Angesichts des steigenden Volumens an E-Mail-Werbebotschaften bleibt dies wohl für viele nur ein unerfüllbarer Wunsch.
Die kürzlich erschienene Studie des Marktforschungs-Unternehmens IDC sagt voraus, dass im Laufe des Jahres 2007 fast 97 Milliarden E-Mails verschickt werden. Mehr als 40 Milliarden davon werden Spam-Mails sein. Die Firma Postini, Anbieter für Nachrichten-Management, sagt für das Jahr 2007 sogar einen Spam-Anteil von 93% am gesamten E-Mail-Verkehr voraus. Ein Ende großer Spam-Fluten ist nicht in Sicht, im Gegenteil.

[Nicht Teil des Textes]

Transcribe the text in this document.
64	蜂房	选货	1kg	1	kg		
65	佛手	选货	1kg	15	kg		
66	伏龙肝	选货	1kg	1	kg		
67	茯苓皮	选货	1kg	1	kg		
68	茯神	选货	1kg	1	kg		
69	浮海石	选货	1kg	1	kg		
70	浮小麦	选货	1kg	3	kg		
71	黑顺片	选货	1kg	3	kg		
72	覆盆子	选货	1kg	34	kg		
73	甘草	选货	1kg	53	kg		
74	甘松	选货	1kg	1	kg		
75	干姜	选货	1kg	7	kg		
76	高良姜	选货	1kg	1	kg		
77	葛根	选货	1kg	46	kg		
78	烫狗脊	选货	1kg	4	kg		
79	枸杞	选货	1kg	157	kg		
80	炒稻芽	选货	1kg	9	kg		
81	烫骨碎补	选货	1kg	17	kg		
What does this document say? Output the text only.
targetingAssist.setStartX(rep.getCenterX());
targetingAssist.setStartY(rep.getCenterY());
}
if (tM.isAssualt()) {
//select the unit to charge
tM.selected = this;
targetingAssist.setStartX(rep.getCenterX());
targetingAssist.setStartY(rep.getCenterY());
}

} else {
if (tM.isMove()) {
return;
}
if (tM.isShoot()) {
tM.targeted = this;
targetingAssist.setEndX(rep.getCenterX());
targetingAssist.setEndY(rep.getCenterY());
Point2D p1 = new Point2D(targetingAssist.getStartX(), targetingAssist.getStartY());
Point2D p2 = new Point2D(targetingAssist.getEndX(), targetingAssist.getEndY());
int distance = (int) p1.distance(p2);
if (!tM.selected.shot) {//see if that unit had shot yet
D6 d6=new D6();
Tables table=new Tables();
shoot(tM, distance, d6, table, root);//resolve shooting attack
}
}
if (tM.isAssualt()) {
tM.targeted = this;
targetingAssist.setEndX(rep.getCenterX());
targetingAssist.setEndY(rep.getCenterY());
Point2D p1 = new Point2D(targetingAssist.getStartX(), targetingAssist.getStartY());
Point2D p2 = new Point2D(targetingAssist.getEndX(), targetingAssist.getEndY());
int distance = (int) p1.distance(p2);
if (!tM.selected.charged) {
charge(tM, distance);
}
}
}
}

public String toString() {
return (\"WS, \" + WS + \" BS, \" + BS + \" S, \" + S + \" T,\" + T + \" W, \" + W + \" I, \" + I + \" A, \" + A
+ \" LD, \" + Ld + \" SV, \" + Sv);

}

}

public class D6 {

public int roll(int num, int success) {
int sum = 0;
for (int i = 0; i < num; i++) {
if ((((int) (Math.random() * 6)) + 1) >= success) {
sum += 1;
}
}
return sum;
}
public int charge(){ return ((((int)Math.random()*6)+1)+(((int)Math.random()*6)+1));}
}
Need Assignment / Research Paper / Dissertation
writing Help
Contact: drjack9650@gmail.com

Mit der Zeit haben sich die Spammer immer neue Wege zum Verteilen ihrer verschiedenen Werbebotschaften gesucht. Besonders durch den Einsatz sogenannter Bot-Netze erhöht sich das Spam-Volumen mehr und mehr. Dabei werden Rechner auf der ganzen Welt mit Trojanern infiziert, um diese PC als Spam-Versender zu nutzen. Dies geschieht meist von einer aktiv genutzten E-Mail-Adresse aus, die auf den Rechnern zu finden ist. Durch diese Bot-Netze können die Spammer IP-Adressen nutzen, die noch in keiner der vielen Black-Listen zu finden sind. Ein großer Vorteil also gegenüber dem Adressendiebstahl. Zumal so auch schneller neue Rechner infiziert werden können um, weitere Bot-Netze zu erstellen.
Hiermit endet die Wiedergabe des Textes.